Our economy is driven by consumer spending. The world would love to see the American consumer go shopping so that the economy would be revitalized. But I have to argue that there is something inherently wrong about that idea.

Our spending habits have outgrown our income habits. We have pushed ourselves into a bind, and the devotion Americans showed for spending heavily on real-estate over the middle years of this decade pushed that spending habit over the precipice.

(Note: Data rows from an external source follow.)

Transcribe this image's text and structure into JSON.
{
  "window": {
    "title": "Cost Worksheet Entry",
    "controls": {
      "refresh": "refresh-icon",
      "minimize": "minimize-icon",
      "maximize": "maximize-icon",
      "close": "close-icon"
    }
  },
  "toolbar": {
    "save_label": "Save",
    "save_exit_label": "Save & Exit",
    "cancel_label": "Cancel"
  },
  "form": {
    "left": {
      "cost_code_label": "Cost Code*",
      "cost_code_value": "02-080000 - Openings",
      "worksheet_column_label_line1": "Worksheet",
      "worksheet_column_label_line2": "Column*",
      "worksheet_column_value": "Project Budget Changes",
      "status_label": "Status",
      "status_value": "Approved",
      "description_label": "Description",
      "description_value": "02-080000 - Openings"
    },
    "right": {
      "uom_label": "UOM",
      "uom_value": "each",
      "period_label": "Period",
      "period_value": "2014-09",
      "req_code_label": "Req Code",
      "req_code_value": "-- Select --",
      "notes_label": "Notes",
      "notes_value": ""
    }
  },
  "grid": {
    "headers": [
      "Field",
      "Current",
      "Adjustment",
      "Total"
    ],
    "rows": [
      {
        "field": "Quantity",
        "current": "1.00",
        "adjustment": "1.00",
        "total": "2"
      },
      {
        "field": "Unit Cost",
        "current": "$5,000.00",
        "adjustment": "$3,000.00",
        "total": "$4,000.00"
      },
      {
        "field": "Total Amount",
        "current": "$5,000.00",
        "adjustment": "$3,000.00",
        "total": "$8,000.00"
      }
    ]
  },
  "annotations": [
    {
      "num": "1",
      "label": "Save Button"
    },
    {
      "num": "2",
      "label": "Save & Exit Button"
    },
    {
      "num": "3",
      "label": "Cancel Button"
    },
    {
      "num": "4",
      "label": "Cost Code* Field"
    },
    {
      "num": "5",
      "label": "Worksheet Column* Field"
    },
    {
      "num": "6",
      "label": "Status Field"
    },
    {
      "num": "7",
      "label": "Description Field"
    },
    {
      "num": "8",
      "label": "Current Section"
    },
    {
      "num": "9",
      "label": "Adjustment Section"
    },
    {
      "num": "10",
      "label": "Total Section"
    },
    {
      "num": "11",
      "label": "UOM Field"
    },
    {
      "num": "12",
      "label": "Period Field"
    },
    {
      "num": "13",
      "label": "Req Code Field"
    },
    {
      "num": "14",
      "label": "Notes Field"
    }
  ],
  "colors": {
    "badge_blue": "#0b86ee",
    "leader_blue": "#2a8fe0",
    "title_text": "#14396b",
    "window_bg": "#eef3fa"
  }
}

It didn't start there, of course. The pattern of increased spending has trended upward since World War II. You can see it in increasing home sizes and fast food restaurants that introduced the super-size meal. They learned they could increase margins by making the portions larger.


The trend to save
more and spend less will significantly
change the housing
market — if the
trend lasts.

When I call this trend wrong, I don't mean to imply a moral condemnation. It is wrong because in the long-run it is not good for our economy. Perhaps a learned Nobel-laureate can dispute this claim with explanations of increased market size, etc., but no learned Nobel-laureate can dispute my mother, who said, "Everything in moderation." We have long ago surpassed the ideals of moderation. I don't think we need frugality, but we do need to readjust.

What's happening now is that readjustment. If the adjustment is permanent — if we continue this trend to saving more and spending less — we'll see Americans' ideals of homeownership become more moderate as well.